Oregon Public Broadcasting: 9.2
Chicago Tribune: 6.9
The Press (Canterbury, New Zealand): 5.2
Stuff.co.nz (The Press's parent brand): 8.5
Tampa Bay Online: 1.1
Orange County Register: 5
San Diego Union Tribune: 10.8
Roanoke Times: 3
Arizona Republic: 1.1
Pittsburgh Post-Gazette: 5.8
Boston Globe: 9.3
NewHampshire.com (Manchester Union Leader): 10
Winston-Salem Journal: 6.8
NewRiverValley.com (Roanoke Times): 48.6 (!!!)
South Bend Tribune: 2.9
Providence Journal: 12.9
WATE-TV (Knoxville, Tenn.): 3.3
Washington Post: 5.7
Rockford Register-Star: 18.3 (!)
I'm reluctant to post raw numbers because a) they might be confidential, and b) I'm sleepy.
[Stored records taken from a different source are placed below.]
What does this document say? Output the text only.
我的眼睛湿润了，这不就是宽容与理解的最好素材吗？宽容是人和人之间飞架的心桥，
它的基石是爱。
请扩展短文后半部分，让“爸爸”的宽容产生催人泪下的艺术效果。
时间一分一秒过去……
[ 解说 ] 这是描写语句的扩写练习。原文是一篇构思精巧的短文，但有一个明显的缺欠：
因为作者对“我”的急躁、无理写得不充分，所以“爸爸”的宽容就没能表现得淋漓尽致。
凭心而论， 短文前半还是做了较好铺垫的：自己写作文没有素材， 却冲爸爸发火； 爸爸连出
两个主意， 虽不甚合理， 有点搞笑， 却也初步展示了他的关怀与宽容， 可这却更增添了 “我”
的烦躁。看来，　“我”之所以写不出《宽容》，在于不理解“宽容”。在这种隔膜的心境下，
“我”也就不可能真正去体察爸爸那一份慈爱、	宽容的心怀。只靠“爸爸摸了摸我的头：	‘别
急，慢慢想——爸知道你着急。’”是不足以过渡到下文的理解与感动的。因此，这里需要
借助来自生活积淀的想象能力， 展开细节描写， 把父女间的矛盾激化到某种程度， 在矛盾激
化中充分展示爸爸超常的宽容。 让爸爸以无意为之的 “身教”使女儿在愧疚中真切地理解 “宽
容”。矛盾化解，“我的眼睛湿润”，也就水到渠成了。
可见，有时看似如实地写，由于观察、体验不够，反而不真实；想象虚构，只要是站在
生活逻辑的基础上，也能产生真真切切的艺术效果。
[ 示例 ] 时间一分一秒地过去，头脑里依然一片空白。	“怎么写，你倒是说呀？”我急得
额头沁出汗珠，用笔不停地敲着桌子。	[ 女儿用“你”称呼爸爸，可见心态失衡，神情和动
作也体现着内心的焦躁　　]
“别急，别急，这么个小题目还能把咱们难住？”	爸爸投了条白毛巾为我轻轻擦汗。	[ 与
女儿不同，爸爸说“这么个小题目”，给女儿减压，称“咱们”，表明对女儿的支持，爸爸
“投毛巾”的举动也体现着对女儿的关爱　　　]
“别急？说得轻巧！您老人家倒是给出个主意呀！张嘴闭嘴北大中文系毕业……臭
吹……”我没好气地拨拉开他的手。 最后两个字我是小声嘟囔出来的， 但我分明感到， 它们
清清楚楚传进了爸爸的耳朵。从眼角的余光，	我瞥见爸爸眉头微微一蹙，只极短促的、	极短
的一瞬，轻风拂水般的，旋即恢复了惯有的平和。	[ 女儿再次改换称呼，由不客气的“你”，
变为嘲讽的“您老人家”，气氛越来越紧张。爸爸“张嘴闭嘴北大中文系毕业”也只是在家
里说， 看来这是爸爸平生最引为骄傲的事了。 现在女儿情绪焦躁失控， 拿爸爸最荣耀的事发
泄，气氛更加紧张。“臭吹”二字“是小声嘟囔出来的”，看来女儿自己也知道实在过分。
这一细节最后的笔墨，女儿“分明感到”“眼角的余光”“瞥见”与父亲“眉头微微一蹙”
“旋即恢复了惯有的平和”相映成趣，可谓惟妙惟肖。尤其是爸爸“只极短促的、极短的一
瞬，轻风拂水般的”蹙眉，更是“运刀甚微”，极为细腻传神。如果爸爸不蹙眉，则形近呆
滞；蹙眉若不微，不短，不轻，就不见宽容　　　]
Two takeaways, though: small markets like the New River Valley, Manchester, Rockford tend to the high side (read: exclusive content, dedicated users, low ratio of drive-by traffic), as do respected, expensive operations like the ProJo's, WaPo's, and Boston.com.
Finally, let's all remember: excepting Rockford and the New River Valley, these figures are dwarfed -- dwarfed by the "clickthrough" rate of practically any reader of our print editions.
Online publication won't support our newsgathering until it can hold eyeballs for more than four minutes.